Das Anwesen mit klösterlichem Ursprung liegt uneinsehbar auf einem zusammenhängenden Grundstück von über 39 Hektar mit landwirtschaftlichen Flächen, Wald und Weinbergen nahe der Rhône in ländlicher Lage Südfrankreichs. Die Nutzungsgeschichte und Bedeutung des Ortes ist dokumentiert.
Beschreibung
Der Besitz wurde auf den Überresten einer römischen Villa errichtet und geht auf das sechste Jahrhundert zurück. Im Laufe der Zeit wurde es als Kloster und später als Jagdresidenz genutzt. Auf dem Grundstück sind Reste einer ehemaligen römischen Straße erhalten, die das Gelände durchquerte.
Das Grundstück wird von zwei natürlichen Quellen durchzogen. Darauf befindet sich eine geweihte Kapelle aus dem 11. Jahrhundert, die im ergänzenden Verzeichnis der historischen Denkmäler eingetragen ist. Die Kapelle verfügt über eine Innenempore mit Blick auf das Kirchenschiff, einen separaten Bibliotheksraum sowie einen Zugang über einen gepflasterten Weg mit Steinstufen.
Hinter dem Eingangstor liegt ein Innenhof mit einer Platane.
Die Gesamtfläche der Gebäude beträgt ca. 710 m², davon ca. 430 m² Wohnfläche. Dazu gehört ein separates Haus für den Verwalter in einem quadratischen Turm, ausgeführt als Maisonette mit ca. 70 m².
Hauptgebäude
- Drei Küchen: eine Küche mit Glasfront zum Innenhof, eine Küche im Stil Louis XIV mit Holzofen und steinernem Kühlraum sowie eine Wirtschaftsküche.

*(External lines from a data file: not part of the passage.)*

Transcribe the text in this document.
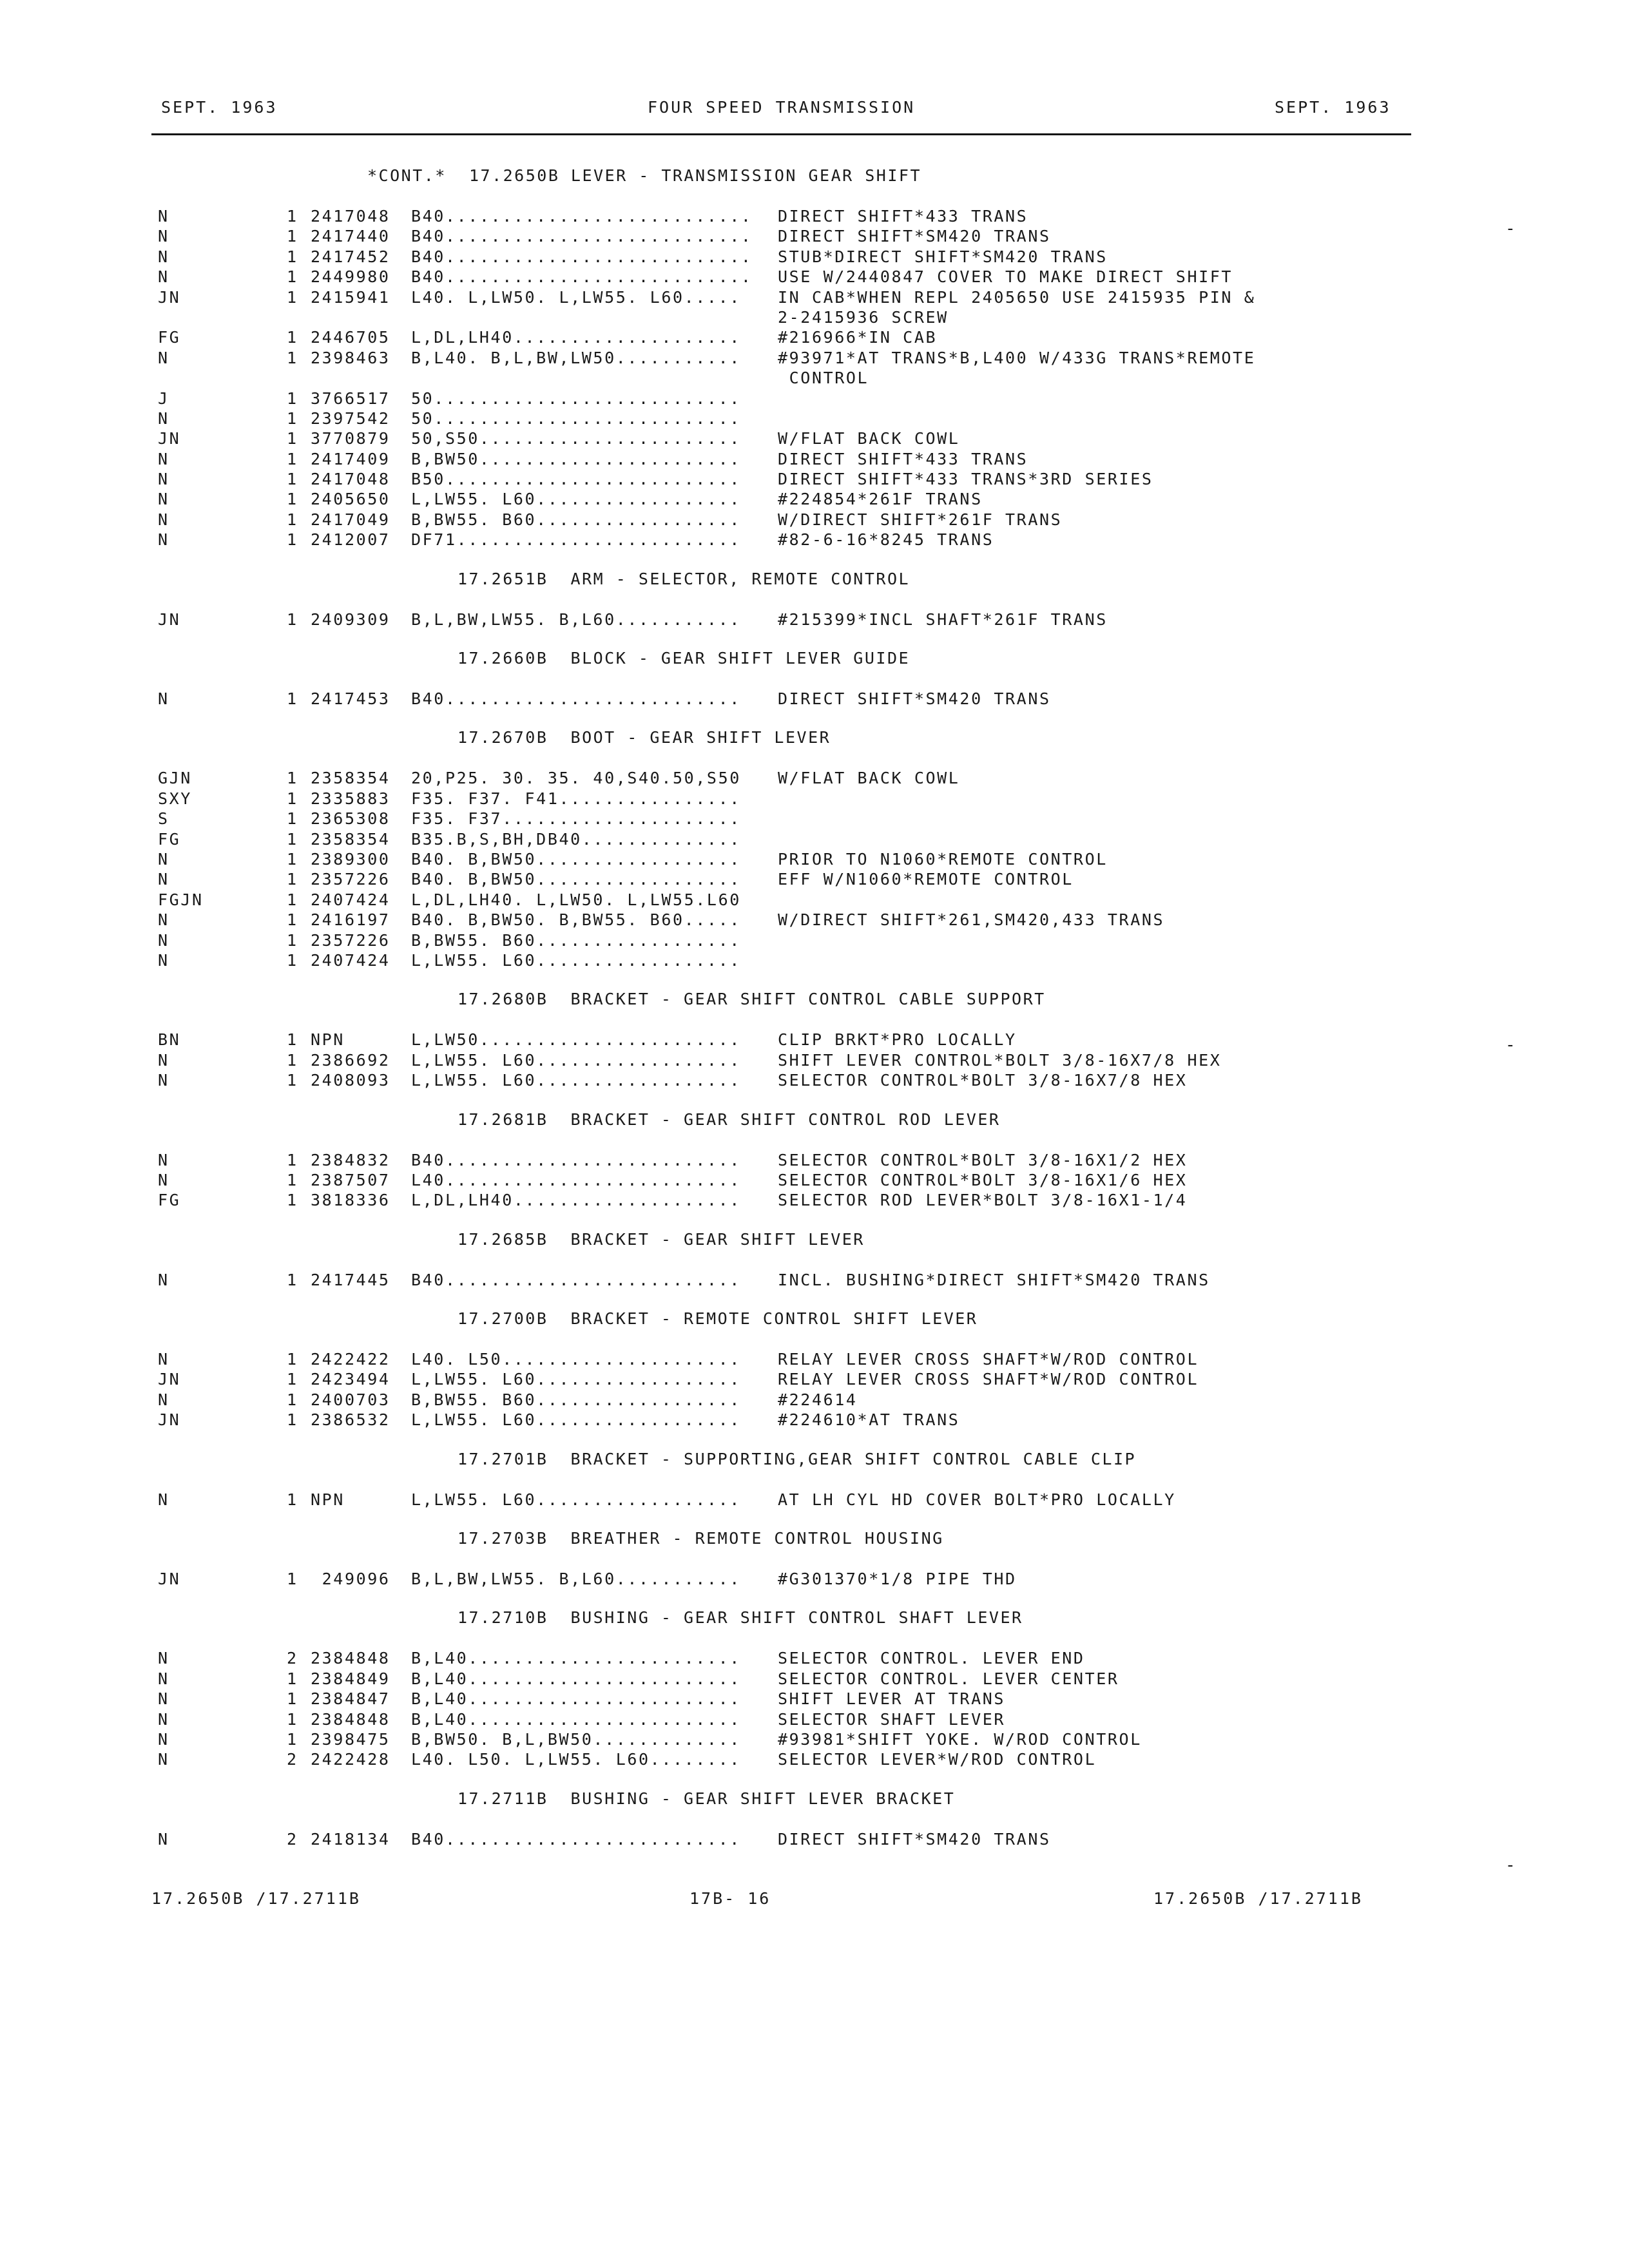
SEPT. 1963	FOUR SPEED TRANSMISSION	SEPT. 1963
-
-
-
*CONT.*  17.2650B LEVER - TRANSMISSION GEAR SHIFT
N	1 2417048 B40........................... DIRECT SHIFT*433 TRANS
N	1 2417440 B40........................... DIRECT SHIFT*SM420 TRANS
N	1 2417452 B40........................... STUB*DIRECT SHIFT*SM420 TRANS
N	1 2449980 B40........................... USE W/2440847 COVER TO MAKE DIRECT SHIFT
JN	1 2415941 L40. L,LW50. L,LW55. L60..... IN CAB*WHEN REPL 2405650 USE 2415935 PIN &
2-2415936 SCREW
FG	1 2446705 L,DL,LH40.................... #216966*IN CAB
N	1 2398463 B,L40. B,L,BW,LW50........... #93971*AT TRANS*B,L400 W/433G TRANS*REMOTE
CONTROL
J	1 3766517 50...........................
N	1 2397542 50...........................
JN	1 3770879 50,S50....................... W/FLAT BACK COWL
N	1 2417409 B,BW50....................... DIRECT SHIFT*433 TRANS
N	1 2417048 B50.......................... DIRECT SHIFT*433 TRANS*3RD SERIES
N	1 2405650 L,LW55. L60.................. #224854*261F TRANS
N	1 2417049 B,BW55. B60.................. W/DIRECT SHIFT*261F TRANS
N	1 2412007 DF71......................... #82-6-16*8245 TRANS
17.2651B  ARM - SELECTOR, REMOTE CONTROL
JN	1 2409309 B,L,BW,LW55. B,L60........... #215399*INCL SHAFT*261F TRANS
17.2660B  BLOCK - GEAR SHIFT LEVER GUIDE
N	1 2417453 B40.......................... DIRECT SHIFT*SM420 TRANS
17.2670B  BOOT - GEAR SHIFT LEVER
GJN	1 2358354 20,P25. 30. 35. 40,S40.50,S50 W/FLAT BACK COWL
SXY	1 2335883 F35. F37. F41................
S	1 2365308 F35. F37.....................
FG	1 2358354 B35.B,S,BH,DB40..............
N	1 2389300 B40. B,BW50.................. PRIOR TO N1060*REMOTE CONTROL
N	1 2357226 B40. B,BW50.................. EFF W/N1060*REMOTE CONTROL
FGJN	1 2407424 L,DL,LH40. L,LW50. L,LW55.L60
N	1 2416197 B40. B,BW50. B,BW55. B60..... W/DIRECT SHIFT*261,SM420,433 TRANS
N	1 2357226 B,BW55. B60..................
N	1 2407424 L,LW55. L60..................
17.2680B  BRACKET - GEAR SHIFT CONTROL CABLE SUPPORT
BN	1 NPN	L,LW50....................... CLIP BRKT*PRO LOCALLY
N	1 2386692 L,LW55. L60.................. SHIFT LEVER CONTROL*BOLT 3/8-16X7/8 HEX
N	1 2408093 L,LW55. L60.................. SELECTOR CONTROL*BOLT 3/8-16X7/8 HEX
17.2681B  BRACKET - GEAR SHIFT CONTROL ROD LEVER
N	1 2384832 B40.......................... SELECTOR CONTROL*BOLT 3/8-16X1/2 HEX
N	1 2387507 L40.......................... SELECTOR CONTROL*BOLT 3/8-16X1/6 HEX
FG	1 3818336 L,DL,LH40.................... SELECTOR ROD LEVER*BOLT 3/8-16X1-1/4
17.2685B  BRACKET - GEAR SHIFT LEVER
N	1 2417445 B40.......................... INCL. BUSHING*DIRECT SHIFT*SM420 TRANS
17.2700B  BRACKET - REMOTE CONTROL SHIFT LEVER
N	1 2422422 L40. L50..................... RELAY LEVER CROSS SHAFT*W/ROD CONTROL
JN	1 2423494 L,LW55. L60.................. RELAY LEVER CROSS SHAFT*W/ROD CONTROL
N	1 2400703 B,BW55. B60.................. #224614
JN	1 2386532 L,LW55. L60.................. #224610*AT TRANS
17.2701B  BRACKET - SUPPORTING,GEAR SHIFT CONTROL CABLE CLIP
N	1 NPN	L,LW55. L60.................. AT LH CYL HD COVER BOLT*PRO LOCALLY
17.2703B  BREATHER - REMOTE CONTROL HOUSING
JN	1 249096 B,L,BW,LW55. B,L60........... #G301370*1/8 PIPE THD
17.2710B  BUSHING - GEAR SHIFT CONTROL SHAFT LEVER
N	2 2384848 B,L40........................ SELECTOR CONTROL. LEVER END
N	1 2384849 B,L40........................ SELECTOR CONTROL. LEVER CENTER
N	1 2384847 B,L40........................ SHIFT LEVER AT TRANS
N	1 2384848 B,L40........................ SELECTOR SHAFT LEVER
N	1 2398475 B,BW50. B,L,BW50............. #93981*SHIFT YOKE. W/ROD CONTROL
N	2 2422428 L40. L50. L,LW55. L60........ SELECTOR LEVER*W/ROD CONTROL
17.2711B  BUSHING - GEAR SHIFT LEVER BRACKET
N	2 2418134 B40.......................... DIRECT SHIFT*SM420 TRANS
17.2650B /17.2711B	17B- 16	17.2650B /17.2711B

- Ein Wohnzimmer von ca. 50 m² mit sichtbaren Balken, steinernem Kamin aus dem 16. Jahrhundert mit Einsatz und einem steinernen Waschbecken.
- Ein Esszimmer von ca. 28 m² mit Balkendecke.
- Einen klimatisierten Weinkeller mit Platz für etwa 1.200 Flaschen.
Vom Eingangsbereich führt eine Steintreppe mit schmiedeeisernem Geländer in die oberen Etagen. Dort befinden sich drei Suiten, eine davon mit Arbeitszimmer und Boudoir.
Im zweiten Obergeschoss liegen eine weitere Suite, ein Lesebereich, ein Schlafbereich mit zwei Betten sowie ein Dachboden.
Im Außenbereich befinden sich eine ehemalige Schäferei mit ca. 100 m² Grundfläche (Ausbau auf zwei Ebenen möglich), eine überdachte Garage mit ca. 83 m², ein Unterstand von ca. 80 m² sowie ein historischer Brotbackofen.
Ein ehemaliges Bewässerungsbecken wurde zu einem Schwimmbecken mit den Maßen 12 × 8 Meter umgebaut und wird von einer Quelle gespeist. Es ist von einer Terrasse und einer ebenen Fläche umgeben, die früher als Gebetsweg genutzt wurde und von Steinsäulen eingefasst ist.
Die Wasserversorgung erfolgt über Quellwasser aus einem Brunnen, dessen Förderleistung seit langer Zeit konstant ist. Auf dem Grundstück befindet sich außerdem eine Eiche mit einem geschätzten Alter von über 600 Jahren.
Lage
Die Anbindung beträgt ca. 10 Minuten zu Autobahnen und Geschäften, ca. 30 Minuten zum TGV-Bahnhof und weniger als eine Stunde zu einem internationalen Flughafen. Ländliche Lage im Vaucluse, Südfrankreich.